Jason Gozali, CEO Investor Muda, mengaku senang dengan program ‘Bangga Buatan Indonesia’ yang menggandengnya. Ia mengatakan bahwa di era adaptasi kebiasaan baru, promosi tidak boleh konvensional. Jadi promosi di dunia maya harus unconventional agar menarik minat banyak calon pembeli.
Program ‘Bangga Buatan Indonesia’ juga sangat baik karena kenyataannya tak semua pengusaha UMKM sudah melek internet. Jika punya akun sosial media, maka hanya digunakan untuk kepentingan pribadi, bukan berjualan. Padahal dunia maya adalah tempat yang baik untuk berpromosi dan budget-nya tidak sebanyak iklan di media cetak.

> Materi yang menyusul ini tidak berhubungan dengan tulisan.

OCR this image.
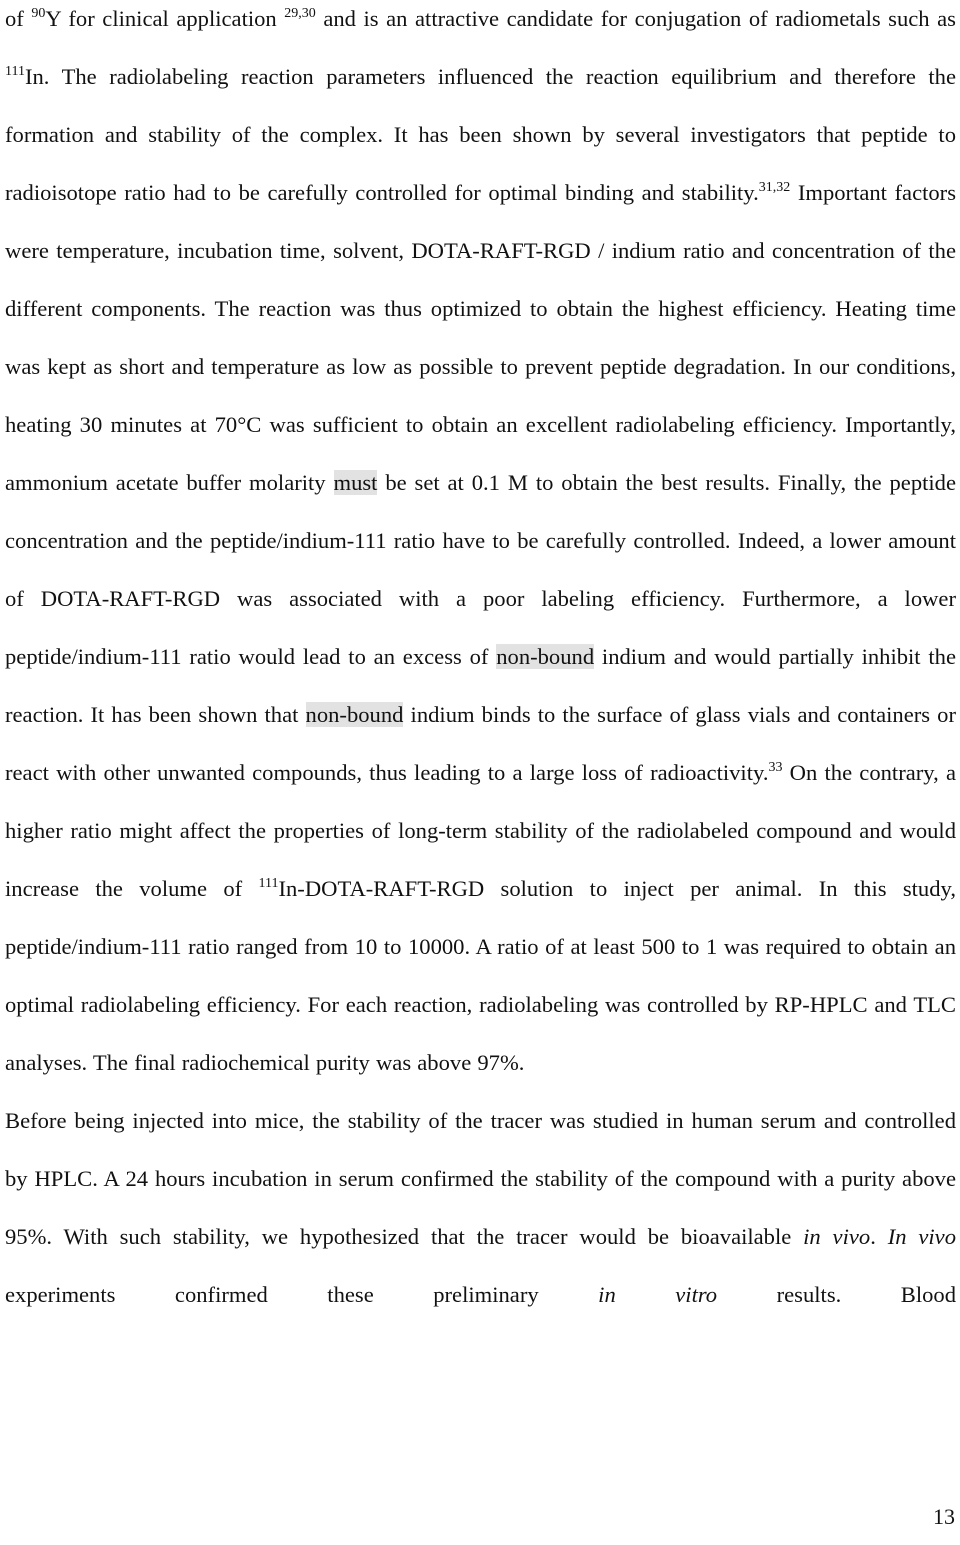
of $^{90}$Y for clinical application $^{29,30}$ and is an attractive candidate for conjugation of radiometals such as $^{111}$In. The radiolabeling reaction parameters influenced the reaction equilibrium and therefore the formation and stability of the complex. It has been shown by several investigators that peptide to radioisotope ratio had to be carefully controlled for optimal binding and stability.$^{31,32}$ Important factors were temperature, incubation time, solvent, DOTA-RAFT-RGD / indium ratio and concentration of the different components. The reaction was thus optimized to obtain the highest efficiency. Heating time was kept as short and temperature as low as possible to prevent peptide degradation. In our conditions, heating 30 minutes at 70°C was sufficient to obtain an excellent radiolabeling efficiency. Importantly, ammonium acetate buffer molarity must be set at 0.1 M to obtain the best results. Finally, the peptide concentration and the peptide/indium-111 ratio have to be carefully controlled. Indeed, a lower amount of DOTA-RAFT-RGD was associated with a poor labeling efficiency. Furthermore, a lower peptide/indium-111 ratio would lead to an excess of non-bound indium and would partially inhibit the reaction. It has been shown that non-bound indium binds to the surface of glass vials and containers or react with other unwanted compounds, thus leading to a large loss of radioactivity.$^{33}$ On the contrary, a higher ratio might affect the properties of long-term stability of the radiolabeled compound and would increase the volume of $^{111}$In-DOTA-RAFT-RGD solution to inject per animal. In this study, peptide/indium-111 ratio ranged from 10 to 10000. A ratio of at least 500 to 1 was required to obtain an optimal radiolabeling efficiency. For each reaction, radiolabeling was controlled by RP-HPLC and TLC analyses. The final radiochemical purity was above 97%.

Before being injected into mice, the stability of the tracer was studied in human serum and controlled by HPLC. A 24 hours incubation in serum confirmed the stability of the compound with a purity above 95%. With such stability, we hypothesized that the tracer would be bioavailable in vivo. In vivo experiments confirmed these preliminary in vitro results. Blood

13
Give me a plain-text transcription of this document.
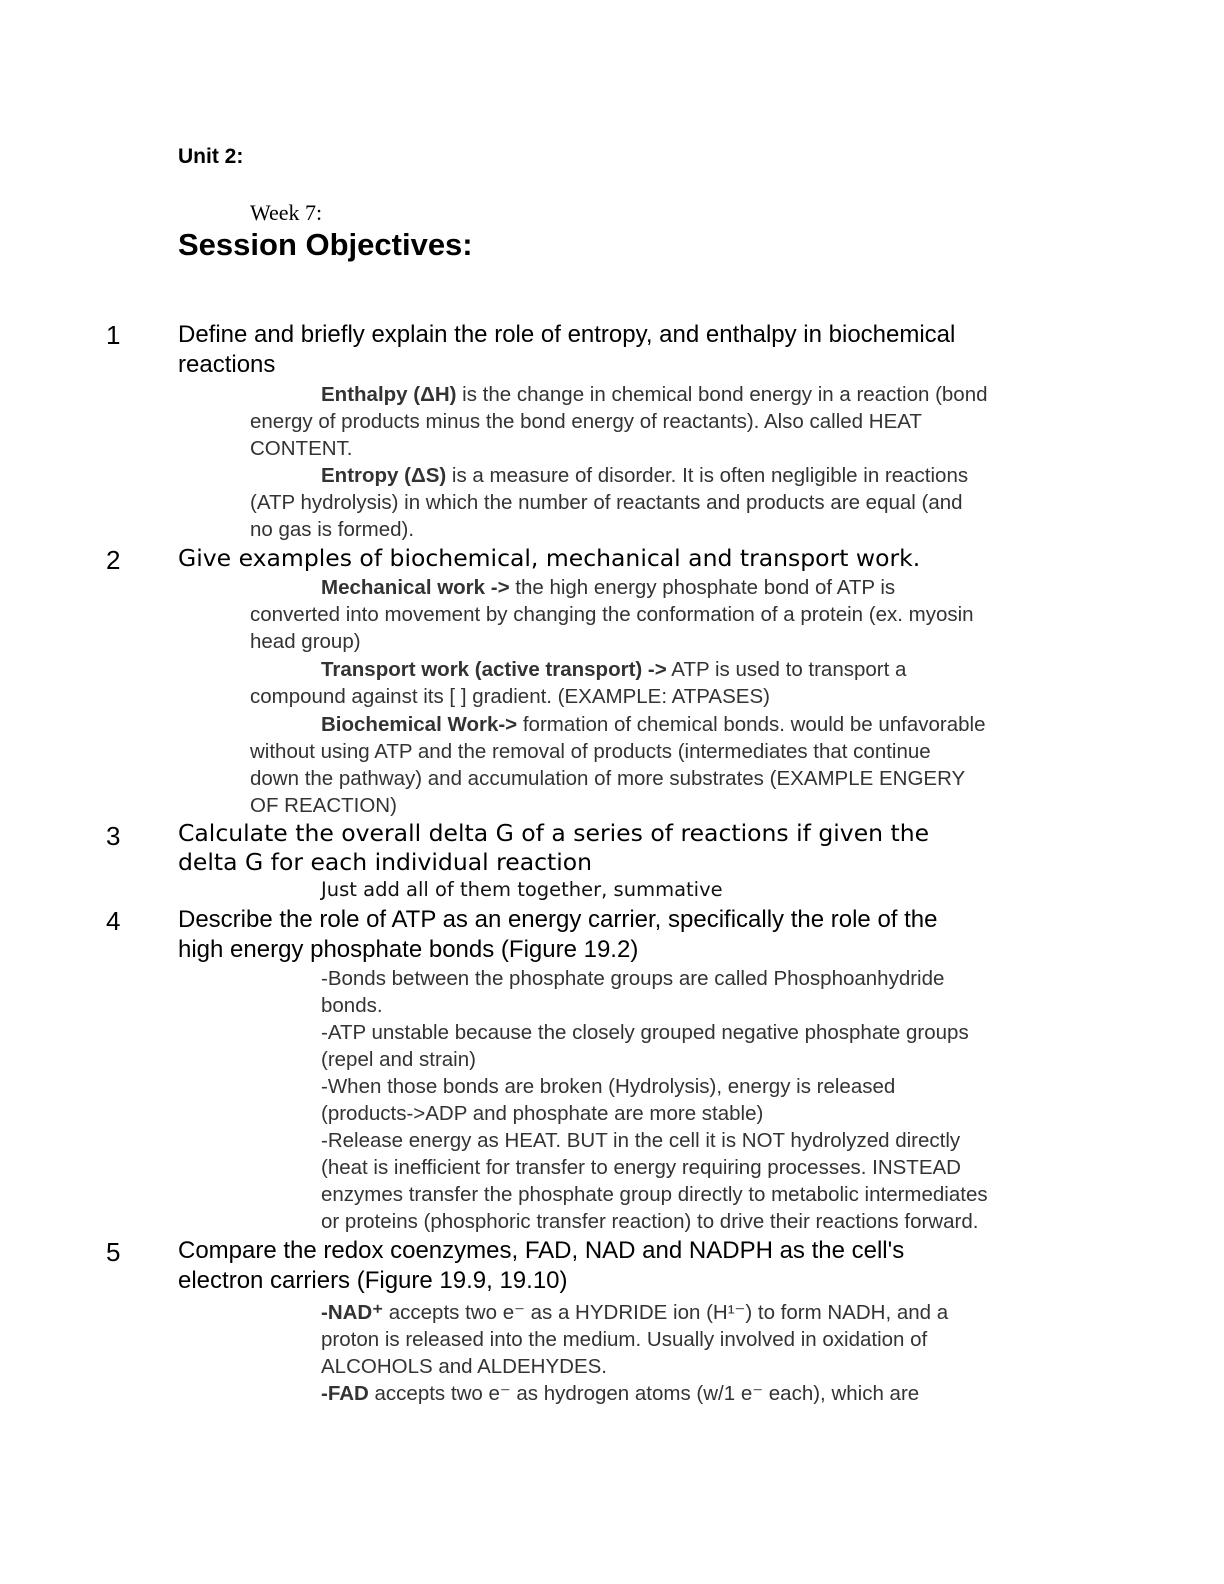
Unit 2:

Week 7:

Session Objectives:

1 Define and briefly explain the role of entropy, and enthalpy in biochemical
reactions
Enthalpy (ΔH) is the change in chemical bond energy in a reaction (bond
energy of products minus the bond energy of reactants). Also called HEAT
CONTENT.
Entropy (ΔS) is a measure of disorder. It is often negligible in reactions
(ATP hydrolysis) in which the number of reactants and products are equal (and
no gas is formed).
2 Give examples of biochemical, mechanical and transport work.
Mechanical work -> the high energy phosphate bond of ATP is
converted into movement by changing the conformation of a protein (ex. myosin
head group)
Transport work (active transport) -> ATP is used to transport a
compound against its [ ] gradient. (EXAMPLE: ATPASES)
Biochemical Work-> formation of chemical bonds. would be unfavorable
without using ATP and the removal of products (intermediates that continue
down the pathway) and accumulation of more substrates (EXAMPLE ENGERY
OF REACTION)
3 Calculate the overall delta G of a series of reactions if given the
delta G for each individual reaction

Just add all of them together, summative

4 Describe the role of ATP as an energy carrier, specifically the role of the
high energy phosphate bonds (Figure 19.2)
-Bonds between the phosphate groups are called Phosphoanhydride
bonds.
-ATP unstable because the closely grouped negative phosphate groups
(repel and strain)
-When those bonds are broken (Hydrolysis), energy is released
(products->ADP and phosphate are more stable)
-Release energy as HEAT. BUT in the cell it is NOT hydrolyzed directly
(heat is inefficient for transfer to energy requiring processes. INSTEAD
enzymes transfer the phosphate group directly to metabolic intermediates
or proteins (phosphoric transfer reaction) to drive their reactions forward.
5 Compare the redox coenzymes, FAD, NAD and NADPH as the cell's
electron carriers (Figure 19.9, 19.10)
-NAD⁺ accepts two e⁻ as a HYDRIDE ion (H¹⁻) to form NADH, and a
proton is released into the medium. Usually involved in oxidation of
ALCOHOLS and ALDEHYDES.
-FAD accepts two e⁻ as hydrogen atoms (w/1 e⁻ each), which are
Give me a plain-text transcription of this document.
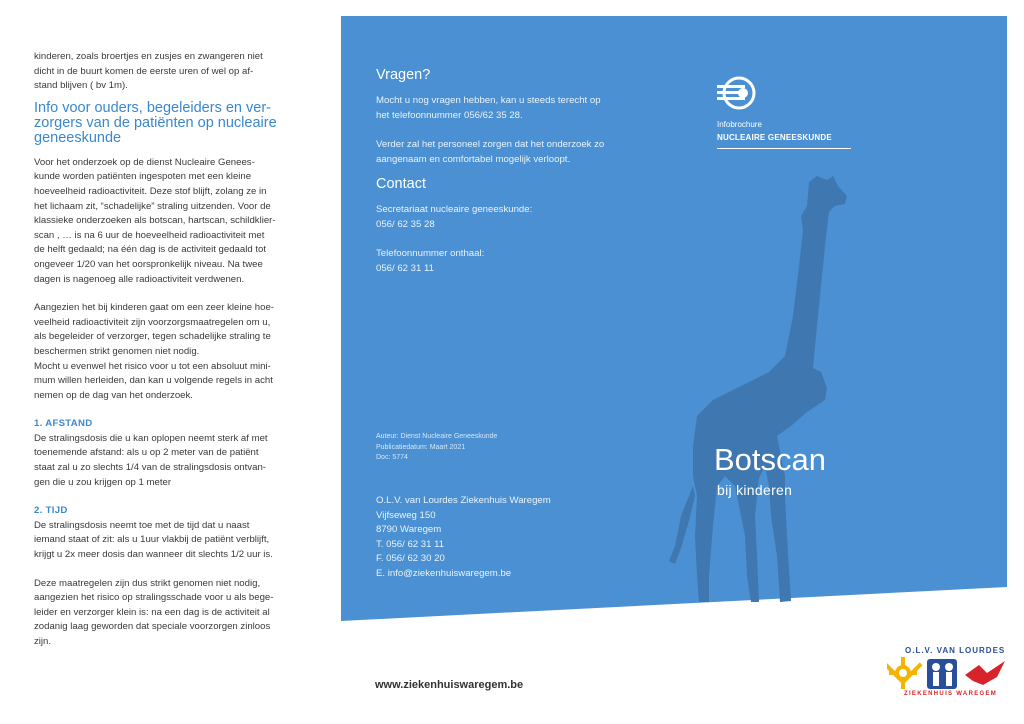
kinderen, zoals broertjes en zusjes en zwangeren niet
dicht in de buurt komen de eerste uren of wel op af-
stand blijven ( bv 1m).

Info voor ouders, begeleiders en ver-
zorgers van de patiënten op nucleaire
geneeskunde

Voor het onderzoek op de dienst Nucleaire Genees-
kunde worden patiënten ingespoten met een kleine
hoeveelheid radioactiviteit. Deze stof blijft, zolang ze in
het lichaam zit, “schadelijke” straling uitzenden. Voor de
klassieke onderzoeken als botscan, hartscan, schildklier-
scan , … is na 6 uur de hoeveelheid radioactiviteit met
de helft gedaald; na één dag is de activiteit gedaald tot
ongeveer 1/20 van het oorspronkelijk niveau. Na twee
dagen is nagenoeg alle radioactiviteit verdwenen.

Aangezien het bij kinderen gaat om een zeer kleine hoe-
veelheid radioactiviteit zijn voorzorgsmaatregelen om u,
als begeleider of verzorger, tegen schadelijke straling te
beschermen strikt genomen niet nodig.
Mocht u evenwel het risico voor u tot een absoluut mini-
mum willen herleiden, dan kan u volgende regels in acht
nemen op de dag van het onderzoek.

1. AFSTAND

De stralingsdosis die u kan oplopen neemt sterk af met
toenemende afstand: als u op 2 meter van de patiënt
staat zal u zo slechts 1/4 van de stralingsdosis ontvan-
gen die u zou krijgen op 1 meter

2. TIJD

De stralingsdosis neemt toe met de tijd dat u naast
iemand staat of zit: als u 1uur vlakbij de patiënt verblijft,
krijgt u 2x meer dosis dan wanneer dit slechts 1/2 uur is.

Deze maatregelen zijn dus strikt genomen niet nodig,
aangezien het risico op stralingsschade voor u als bege-
leider en verzorger klein is: na een dag is de activiteit al
zodanig laag geworden dat speciale voorzorgen zinloos
zijn.

Vragen?
Mocht u nog vragen hebben, kan u steeds terecht op
het telefoonnummer 056/62 35 28.
Verder zal het personeel zorgen dat het onderzoek zo
aangenaam en comfortabel mogelijk verloopt.
Contact
Secretariaat nucleaire geneeskunde:
056/ 62 35 28
Telefoonnummer onthaal:
056/ 62 31 11
Auteur: Dienst Nucleaire Geneeskunde
Publicatiedatum: Maart 2021
Doc: 5774
O.L.V. van Lourdes Ziekenhuis Waregem
Vijfseweg 150
8790 Waregem
T. 056/ 62 31 11
F. 056/ 62 30 20
E. info@ziekenhuiswaregem.be
Infobrochure
NUCLEAIRE GENEESKUNDE
Botscan
bij kinderen
www.ziekenhuiswaregem.be
O.L.V. VAN LOURDES
ZIEKENHUIS WAREGEM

Pebisnis Nadhifa Maulidya mengaku bahwa di era adaptasi kebiasaan baru ia sangat diuntungkan dengan akses internet. Mulai dari belanja bahan baku, beriklan, sampai mengirim pesanan ke pembeli, bisa dilakukan hanya dengan gadget. Sehingga ia tak perlu keluar rumah dan tetap aman dari Corona.
Di era adaptasi kebiasaan baru, maka kita memang harus kreatif dalam meningkatkan ketahanan ekonomi. Ketika bisnis sempat lesu, maka bisa dibangkitkan kembali dengan promosi online. Pemasarannya juga bervariasi, dengan sosial media, marketplace, status WA, dan lain-lain. Jadi pembelinya jauh lebih banyak daripada berjualan di toko biasa.
Untuk membangkitkan sektor ekonomi di era adaptasi kebiasaan baru, maka harus mau bekerja keras agar omzet kembali meroket. Selain beriklan di dunia maya, juga harus membuat promosi yang unik agar membuat pembeli terkesan. Semoga adaptasi kebiasaan baru sektor perekonomian Indonesia bisa meningkat.